Not easy to do what you don’t want to do and wait until you can be who you want to be.
I started reading this book, 101 Secrets For Your Twenties, where the author, Paul Agone, writes as though he’s inside my head. Its comforting/ strange to think how so many commonalities can exist among a group of individuals just because of their age range. From what I can tell, this quarter-life crisis of mine is not anomaly-practically the norm.
One thing that Paul said that really stood out to me was regarding chasing one’s dreams. Rather than simply conceding as most adults I know do that dreaming is simply a way of making actually living more bearable, he posited that the problem with dreams is not the fact that we dream too much or too big, but more so, our unrealistic timelines.

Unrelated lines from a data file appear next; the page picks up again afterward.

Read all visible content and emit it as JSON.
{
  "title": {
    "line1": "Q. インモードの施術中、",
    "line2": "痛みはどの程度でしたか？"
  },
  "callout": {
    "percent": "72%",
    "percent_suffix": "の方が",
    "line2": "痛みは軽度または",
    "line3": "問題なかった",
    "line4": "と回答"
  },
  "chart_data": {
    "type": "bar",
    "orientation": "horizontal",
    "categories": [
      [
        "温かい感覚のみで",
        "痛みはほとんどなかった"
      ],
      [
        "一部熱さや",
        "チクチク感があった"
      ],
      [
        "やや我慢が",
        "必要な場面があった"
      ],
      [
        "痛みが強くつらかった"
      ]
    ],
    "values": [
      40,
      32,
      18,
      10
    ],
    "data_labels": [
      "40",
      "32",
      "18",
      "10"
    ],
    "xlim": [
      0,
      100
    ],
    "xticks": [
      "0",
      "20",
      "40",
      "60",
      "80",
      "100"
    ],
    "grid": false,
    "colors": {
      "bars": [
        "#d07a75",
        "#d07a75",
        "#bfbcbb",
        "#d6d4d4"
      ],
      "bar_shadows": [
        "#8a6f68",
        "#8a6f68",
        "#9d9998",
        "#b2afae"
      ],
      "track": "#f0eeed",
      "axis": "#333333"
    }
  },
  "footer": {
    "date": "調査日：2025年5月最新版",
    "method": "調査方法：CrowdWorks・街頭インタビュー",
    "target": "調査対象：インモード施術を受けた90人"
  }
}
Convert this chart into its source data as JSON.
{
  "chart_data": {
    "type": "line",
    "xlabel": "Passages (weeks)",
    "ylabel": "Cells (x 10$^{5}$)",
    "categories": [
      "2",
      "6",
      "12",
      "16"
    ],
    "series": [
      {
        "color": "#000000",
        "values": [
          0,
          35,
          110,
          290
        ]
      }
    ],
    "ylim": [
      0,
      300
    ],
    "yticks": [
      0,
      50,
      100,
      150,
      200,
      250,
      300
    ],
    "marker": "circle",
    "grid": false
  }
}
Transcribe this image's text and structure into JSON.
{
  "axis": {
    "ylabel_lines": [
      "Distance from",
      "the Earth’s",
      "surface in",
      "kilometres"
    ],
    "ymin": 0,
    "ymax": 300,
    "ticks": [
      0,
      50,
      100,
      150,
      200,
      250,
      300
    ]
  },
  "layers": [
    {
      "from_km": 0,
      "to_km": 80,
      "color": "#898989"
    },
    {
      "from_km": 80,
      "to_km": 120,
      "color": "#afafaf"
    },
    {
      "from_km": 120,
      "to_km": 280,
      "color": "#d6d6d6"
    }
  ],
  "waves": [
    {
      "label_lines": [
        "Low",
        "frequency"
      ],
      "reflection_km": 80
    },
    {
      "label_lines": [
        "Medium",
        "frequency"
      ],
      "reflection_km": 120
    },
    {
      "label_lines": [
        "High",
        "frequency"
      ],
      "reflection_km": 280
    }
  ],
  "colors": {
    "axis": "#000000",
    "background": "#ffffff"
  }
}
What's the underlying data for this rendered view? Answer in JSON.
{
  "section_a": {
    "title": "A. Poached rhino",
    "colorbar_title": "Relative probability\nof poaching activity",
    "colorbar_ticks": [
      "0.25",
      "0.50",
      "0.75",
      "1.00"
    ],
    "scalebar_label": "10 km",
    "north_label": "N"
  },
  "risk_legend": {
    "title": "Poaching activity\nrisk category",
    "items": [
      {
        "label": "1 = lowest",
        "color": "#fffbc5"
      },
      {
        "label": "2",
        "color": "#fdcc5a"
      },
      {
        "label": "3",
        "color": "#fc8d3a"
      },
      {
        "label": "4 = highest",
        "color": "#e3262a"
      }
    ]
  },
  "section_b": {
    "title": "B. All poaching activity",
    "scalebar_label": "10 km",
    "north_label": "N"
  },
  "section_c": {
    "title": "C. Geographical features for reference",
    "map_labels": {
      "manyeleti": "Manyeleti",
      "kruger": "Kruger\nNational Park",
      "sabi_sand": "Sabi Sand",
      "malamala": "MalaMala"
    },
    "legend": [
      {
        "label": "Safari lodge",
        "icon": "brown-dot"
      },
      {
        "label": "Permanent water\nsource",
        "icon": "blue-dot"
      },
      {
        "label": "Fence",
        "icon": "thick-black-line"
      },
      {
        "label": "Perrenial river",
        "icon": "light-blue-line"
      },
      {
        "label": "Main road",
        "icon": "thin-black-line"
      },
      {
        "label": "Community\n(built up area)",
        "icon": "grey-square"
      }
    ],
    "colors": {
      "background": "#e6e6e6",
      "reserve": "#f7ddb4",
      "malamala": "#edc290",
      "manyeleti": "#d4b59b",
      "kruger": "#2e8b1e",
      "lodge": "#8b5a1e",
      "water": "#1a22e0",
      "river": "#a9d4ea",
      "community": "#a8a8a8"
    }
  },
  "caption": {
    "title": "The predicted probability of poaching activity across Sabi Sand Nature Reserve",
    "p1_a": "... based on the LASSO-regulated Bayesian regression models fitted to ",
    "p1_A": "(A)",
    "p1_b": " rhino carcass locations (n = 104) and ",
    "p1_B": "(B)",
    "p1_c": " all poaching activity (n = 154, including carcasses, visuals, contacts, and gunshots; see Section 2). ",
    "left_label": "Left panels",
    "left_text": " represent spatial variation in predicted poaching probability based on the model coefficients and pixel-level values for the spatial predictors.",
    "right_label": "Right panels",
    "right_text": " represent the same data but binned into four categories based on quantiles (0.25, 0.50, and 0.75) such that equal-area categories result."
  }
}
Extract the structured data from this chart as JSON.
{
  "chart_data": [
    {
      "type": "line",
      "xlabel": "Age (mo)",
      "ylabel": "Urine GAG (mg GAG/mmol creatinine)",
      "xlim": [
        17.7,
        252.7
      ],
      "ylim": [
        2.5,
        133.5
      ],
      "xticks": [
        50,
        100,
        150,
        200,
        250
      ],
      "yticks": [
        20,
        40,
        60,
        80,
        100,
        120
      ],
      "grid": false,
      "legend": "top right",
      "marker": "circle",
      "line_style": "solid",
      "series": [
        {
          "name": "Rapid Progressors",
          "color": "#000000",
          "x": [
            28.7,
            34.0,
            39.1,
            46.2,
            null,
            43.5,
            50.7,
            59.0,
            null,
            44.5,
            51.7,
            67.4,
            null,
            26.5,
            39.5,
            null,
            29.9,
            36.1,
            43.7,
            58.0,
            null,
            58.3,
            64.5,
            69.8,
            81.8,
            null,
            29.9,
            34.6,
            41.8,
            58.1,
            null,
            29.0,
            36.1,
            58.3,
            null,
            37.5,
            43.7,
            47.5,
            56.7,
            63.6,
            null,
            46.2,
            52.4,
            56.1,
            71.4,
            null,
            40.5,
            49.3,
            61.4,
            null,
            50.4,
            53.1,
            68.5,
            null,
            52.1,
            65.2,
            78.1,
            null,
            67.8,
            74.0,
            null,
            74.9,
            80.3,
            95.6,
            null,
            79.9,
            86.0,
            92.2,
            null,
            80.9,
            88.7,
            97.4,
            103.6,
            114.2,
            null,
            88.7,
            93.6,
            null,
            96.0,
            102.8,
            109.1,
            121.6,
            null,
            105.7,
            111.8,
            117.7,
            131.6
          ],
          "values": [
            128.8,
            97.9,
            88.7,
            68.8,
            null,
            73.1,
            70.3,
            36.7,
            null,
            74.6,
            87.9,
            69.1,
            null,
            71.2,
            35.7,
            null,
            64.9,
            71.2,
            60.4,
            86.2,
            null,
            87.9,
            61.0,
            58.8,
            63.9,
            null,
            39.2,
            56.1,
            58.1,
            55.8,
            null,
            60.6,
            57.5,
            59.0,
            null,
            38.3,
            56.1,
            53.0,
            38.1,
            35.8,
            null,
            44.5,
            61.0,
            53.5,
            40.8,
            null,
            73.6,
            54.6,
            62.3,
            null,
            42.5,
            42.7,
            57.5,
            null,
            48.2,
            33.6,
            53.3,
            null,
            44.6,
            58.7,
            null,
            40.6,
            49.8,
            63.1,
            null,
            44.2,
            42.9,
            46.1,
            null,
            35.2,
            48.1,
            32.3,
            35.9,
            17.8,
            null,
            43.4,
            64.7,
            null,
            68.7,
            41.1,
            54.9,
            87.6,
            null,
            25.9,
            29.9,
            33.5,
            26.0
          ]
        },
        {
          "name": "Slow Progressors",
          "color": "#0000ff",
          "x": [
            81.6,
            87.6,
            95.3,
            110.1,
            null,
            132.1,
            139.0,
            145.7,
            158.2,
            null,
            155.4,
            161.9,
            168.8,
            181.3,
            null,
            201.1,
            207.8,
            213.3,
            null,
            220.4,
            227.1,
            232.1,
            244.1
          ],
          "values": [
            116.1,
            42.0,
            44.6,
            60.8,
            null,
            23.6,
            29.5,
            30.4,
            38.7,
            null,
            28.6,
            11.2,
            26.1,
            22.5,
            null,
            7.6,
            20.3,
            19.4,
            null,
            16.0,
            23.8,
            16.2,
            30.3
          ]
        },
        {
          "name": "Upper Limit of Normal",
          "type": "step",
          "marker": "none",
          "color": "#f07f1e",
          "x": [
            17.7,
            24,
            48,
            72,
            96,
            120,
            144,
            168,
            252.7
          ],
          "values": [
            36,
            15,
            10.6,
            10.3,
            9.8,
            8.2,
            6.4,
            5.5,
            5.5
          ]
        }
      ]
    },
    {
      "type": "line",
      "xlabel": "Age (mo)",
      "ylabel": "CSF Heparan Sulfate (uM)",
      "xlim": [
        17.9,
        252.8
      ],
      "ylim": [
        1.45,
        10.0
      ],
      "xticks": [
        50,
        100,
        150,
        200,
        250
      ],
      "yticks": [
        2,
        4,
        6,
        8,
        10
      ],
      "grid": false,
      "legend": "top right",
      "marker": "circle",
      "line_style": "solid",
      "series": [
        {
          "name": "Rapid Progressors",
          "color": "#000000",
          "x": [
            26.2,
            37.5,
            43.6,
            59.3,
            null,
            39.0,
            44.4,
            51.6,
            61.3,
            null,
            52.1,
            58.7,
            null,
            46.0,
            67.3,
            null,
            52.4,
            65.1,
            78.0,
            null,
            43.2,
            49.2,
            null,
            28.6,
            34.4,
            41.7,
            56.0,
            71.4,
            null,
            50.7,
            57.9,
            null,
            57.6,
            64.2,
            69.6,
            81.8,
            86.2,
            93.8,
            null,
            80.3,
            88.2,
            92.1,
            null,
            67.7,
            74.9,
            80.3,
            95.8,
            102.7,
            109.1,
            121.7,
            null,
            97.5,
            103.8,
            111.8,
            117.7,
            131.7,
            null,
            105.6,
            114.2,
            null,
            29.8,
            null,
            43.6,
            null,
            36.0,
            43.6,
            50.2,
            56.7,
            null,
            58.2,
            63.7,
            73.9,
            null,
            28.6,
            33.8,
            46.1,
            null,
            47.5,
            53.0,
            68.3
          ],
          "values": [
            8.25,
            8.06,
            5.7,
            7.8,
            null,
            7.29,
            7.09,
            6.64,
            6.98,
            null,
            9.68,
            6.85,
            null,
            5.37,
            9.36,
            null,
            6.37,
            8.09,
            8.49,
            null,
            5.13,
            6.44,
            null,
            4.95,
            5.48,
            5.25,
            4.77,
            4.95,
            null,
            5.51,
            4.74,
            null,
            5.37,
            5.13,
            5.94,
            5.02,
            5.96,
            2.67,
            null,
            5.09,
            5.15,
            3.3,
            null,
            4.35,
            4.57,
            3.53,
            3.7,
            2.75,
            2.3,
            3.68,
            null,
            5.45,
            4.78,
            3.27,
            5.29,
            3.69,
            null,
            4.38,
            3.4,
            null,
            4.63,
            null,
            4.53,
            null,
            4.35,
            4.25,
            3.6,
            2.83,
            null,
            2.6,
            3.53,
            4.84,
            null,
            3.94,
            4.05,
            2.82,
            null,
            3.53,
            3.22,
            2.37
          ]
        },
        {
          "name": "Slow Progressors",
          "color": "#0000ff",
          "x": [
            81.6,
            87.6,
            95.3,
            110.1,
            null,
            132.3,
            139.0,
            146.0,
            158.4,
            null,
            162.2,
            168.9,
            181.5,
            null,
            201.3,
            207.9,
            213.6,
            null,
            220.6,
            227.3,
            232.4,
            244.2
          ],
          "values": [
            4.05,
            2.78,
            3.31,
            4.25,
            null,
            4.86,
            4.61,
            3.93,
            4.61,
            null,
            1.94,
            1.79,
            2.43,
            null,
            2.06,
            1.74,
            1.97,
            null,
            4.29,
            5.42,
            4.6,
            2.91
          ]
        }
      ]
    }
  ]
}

Given my current situation, this advice particularly resonated with me. I currently work in a call center, nights, and spend my days trying to figure out how to get out of said call center and start doing something related to my degree. I want to be able to make change happen, have my knack for writing and pension for creating actual be used not only to make an impact, but most importantly, get me paid.
I am at a weird point right now where all my planning seems for naught and I can’t figure out my next move. I really hate my new apartment, but I’m not sure how to get out of my current lease. I also want to start my masters in January but that’s really soon and I currently do not have any housing/job prospects in Atlanta, where I plan on getting my degree and five months is a short window to uproot one’s life/ start a new path. And money sadly rules the world, and I can’t do much of anything without it.
So, first step is to find a job, any job that pays decently and won’t send me (flying) off a bridge in Atlanta. Once secured, I can figure out housing and most likely will have to postpone starting school in Fall. I also really want to be done with my novel by the end of the year, have a blog/website with a lot of traffic, learn Spanish, rule the world, etc. Which is probably why I’ve been feeling so overwhelmed and overworked the past few years. I got to just focus on what I can do now.
Dreams aren’t impossible to achieve, but impossible timelines will defer them indefinitely. Got to start making more reasonable/doable plans…though it hurts my little high strung shoot for the stars heart. Need to only take what I can currently swallow.
So first thing is first-a job. And anyone who may happen to see this post, if you know any good places to work in Atlanta, I’m all ears.